It’s been a little over nine months since Sky Ferreira released her “Ghost” EP, which included the magnificent breakout single “Everything is Embarrassing,” and fans of the 21-year-old California native are hungry for more personal indie-pop tunes. Before taking the stage at the Pitchfork Music Festival in Chicago on Sunday afternoon (July 21), Ferreira chatted with Billboard about why her long-awaited debut album — which, it was revealed last week in a GQ interview, will be released in 2014 — has taken so long to reach fans.
“It wasn’t delayed or anything,” Ferreira, who was first signed to a record deal at the age of 17, tells Billboard about her debut LP. “The mixes were getting rushed, and it wasn’t as good as it could be. I feel like I’ve waited so long that I need to be satisfied with it, and the quality of it needs to be up there… I am not a fan of things being delayed, but I thought this one actually was for the best.”
Ferreira says that “I almost feel like I have the second-album pressure for my first album,” but is embracing that pressure after years of toiling away in what she lovingly refers to as “record label hell.” After releasing a handful of singles in 2010 and subsequently seeing her album shelved, her “Ghost” EP was released last October on Capitol Records to critical acclaim. “Everything is Embarrassing,” which was concocted with producer/songwriters Dev Hynes and Ariel Rechtshaid, has sold 19,000 downloads to date according to Nielsen SoundScan, and was among the best-reviewed pop singles of 2012 (it landed at No. 9 on our own list).

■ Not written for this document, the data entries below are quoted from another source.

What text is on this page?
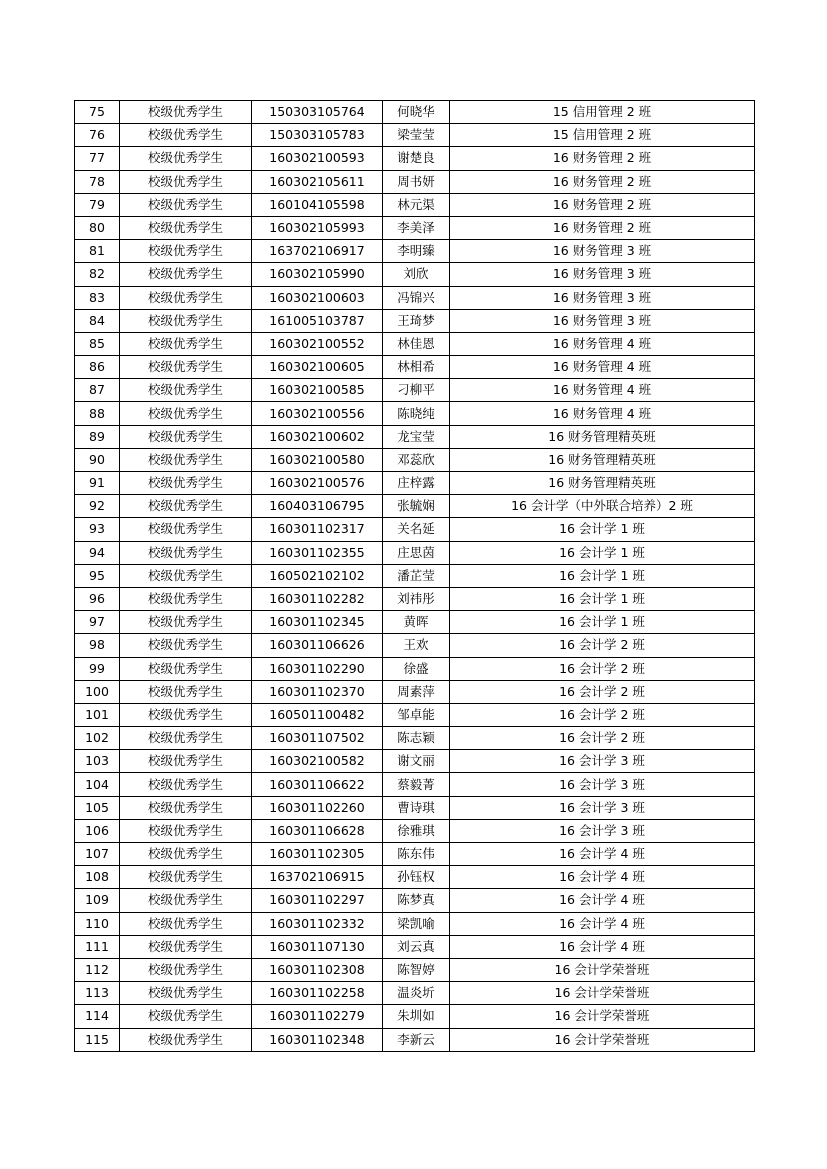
75	校级优秀学生	150303105764	何晓华	15 信用管理 2 班
76	校级优秀学生	150303105783	梁莹莹	15 信用管理 2 班
77	校级优秀学生	160302100593	谢楚良	16 财务管理 2 班
78	校级优秀学生	160302105611	周书妍	16 财务管理 2 班
79	校级优秀学生	160104105598	林元渠	16 财务管理 2 班
80	校级优秀学生	160302105993	李美泽	16 财务管理 2 班
81	校级优秀学生	163702106917	李明臻	16 财务管理 3 班
82	校级优秀学生	160302105990	刘欣	16 财务管理 3 班
83	校级优秀学生	160302100603	冯锦兴	16 财务管理 3 班
84	校级优秀学生	161005103787	王琦梦	16 财务管理 3 班
85	校级优秀学生	160302100552	林佳恩	16 财务管理 4 班
86	校级优秀学生	160302100605	林相希	16 财务管理 4 班
87	校级优秀学生	160302100585	刁柳平	16 财务管理 4 班
88	校级优秀学生	160302100556	陈晓纯	16 财务管理 4 班
89	校级优秀学生	160302100602	龙宝莹	16 财务管理精英班
90	校级优秀学生	160302100580	邓蕊欣	16 财务管理精英班
91	校级优秀学生	160302100576	庄梓露	16 财务管理精英班
92	校级优秀学生	160403106795	张毓娴	16 会计学（中外联合培养）2 班
93	校级优秀学生	160301102317	关名延	16 会计学 1 班
94	校级优秀学生	160301102355	庄思茵	16 会计学 1 班
95	校级优秀学生	160502102102	潘芷莹	16 会计学 1 班
96	校级优秀学生	160301102282	刘祎彤	16 会计学 1 班
97	校级优秀学生	160301102345	黄晖	16 会计学 1 班
98	校级优秀学生	160301106626	王欢	16 会计学 2 班
99	校级优秀学生	160301102290	徐盛	16 会计学 2 班
100	校级优秀学生	160301102370	周素萍	16 会计学 2 班
101	校级优秀学生	160501100482	邹卓能	16 会计学 2 班
102	校级优秀学生	160301107502	陈志颖	16 会计学 2 班
103	校级优秀学生	160302100582	谢文丽	16 会计学 3 班
104	校级优秀学生	160301106622	蔡毅菁	16 会计学 3 班
105	校级优秀学生	160301102260	曹诗琪	16 会计学 3 班
106	校级优秀学生	160301106628	徐雅琪	16 会计学 3 班
107	校级优秀学生	160301102305	陈东伟	16 会计学 4 班
108	校级优秀学生	163702106915	孙钰权	16 会计学 4 班
109	校级优秀学生	160301102297	陈梦真	16 会计学 4 班
110	校级优秀学生	160301102332	梁凯喻	16 会计学 4 班
111	校级优秀学生	160301107130	刘云真	16 会计学 4 班
112	校级优秀学生	160301102308	陈智婷	16 会计学荣誉班
113	校级优秀学生	160301102258	温炎圻	16 会计学荣誉班
114	校级优秀学生	160301102279	朱圳如	16 会计学荣誉班
115	校级优秀学生	160301102348	李新云	16 会计学荣誉班
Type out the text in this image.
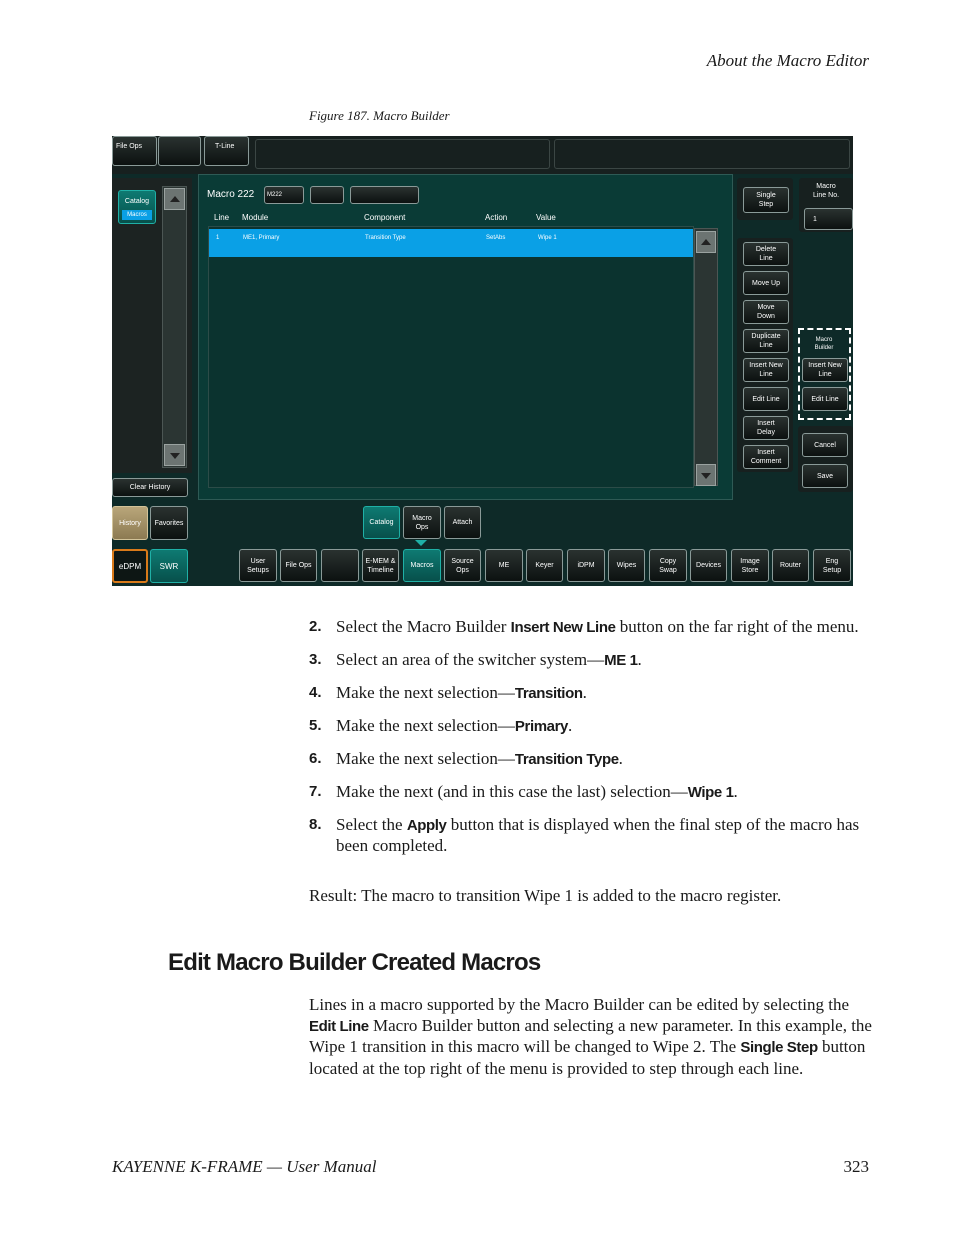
About the Macro Editor
Figure 187. Macro Builder
File Ops	T-Line
Catalog
Macros
Clear History
History	Favorites
eDPM	SWR
Macro 222	M222
Line Module	Component	Action	Value
1	ME1, Primary	Transition Type	SetAbs	Wipe 1
Single
Step
Delete
Line
Move Up
Move
Down
Duplicate
Line
Insert New
Line
Edit Line
Insert
Delay
Insert
Comment
Macro
Line No.
1
Macro
Builder
Insert New
Line
Edit Line
Cancel
Save
Catalog
Macro
Ops
Attach
User
Setups
File Ops
E-MEM &
Timeline
Macros
Source
Ops
ME	Keyer	iDPM	Wipes
Copy
Swap
Devices
Image
Store
Router
Eng
Setup
2. Select the Macro Builder Insert New Line button on the far right of the menu.
3. Select an area of the switcher system—ME 1.
4. Make the next selection—Transition.
5. Make the next selection—Primary.
6. Make the next selection—Transition Type.
7. Make the next (and in this case the last) selection—Wipe 1.
8. Select the Apply button that is displayed when the final step of the macro has been completed.
Result: The macro to transition Wipe 1 is added to the macro register.
Edit Macro Builder Created Macros
Lines in a macro supported by the Macro Builder can be edited by selecting the Edit Line Macro Builder button and selecting a new parameter. In this example, the Wipe 1 transition in this macro will be changed to Wipe 2. The Single Step button located at the top right of the menu is provided to step through each line.
KAYENNE K-FRAME — User Manual	323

To tide fans over before next year’s album release, Ferreira will release a new EP in September, and says that “there’s gonna be a video and stuff for that.” In the meantime, the singer is still honing her live show, which is centered around the “Ghost” EP as well as new material like “24 Hours,” which was presented as a breathless pop-rock anthem at Pitchfork Fest on Sunday.
“With me, performing isn’t secondary, but I would say it doesn’t come as naturally as writing or singing,” Ferreira admits. “I get really anxious about performing, to be honest. I have really bad stage fright. It’s only happened in the past few years, as I got older, for some reason.”
Part of Ferreira’s problem are the memories of performing during her teenage years: she recalls popping up on European television shows, being asked to sing to a backing track, and not having any idea how to beguile an audience. “There would be things written about me that I could not handle,” she says. “That kind of traumatized me when it comes to playing live. I’m putting myself out there, so it’s a very vulnerable thing for me.” Hours after speaking to Billboard, Ferreira proceeded to break down in tears during her performance of the ballad “Ghost” at Pitchfork Fest, earning wild applause for that aforementioned vulnerability.
Ferreira says on multiple occasions that she’s still “figuring everything out,” but that she’s immensely appreciative of the attention that the “Ghost” EP and its lead single have given her. “It’s nice to see some momentum finally happening after five years. It was constantly, ‘Oh, she’s about to go,’ and it stops. It’s nice to have [my career] going towards something — I don’t know what, but something.”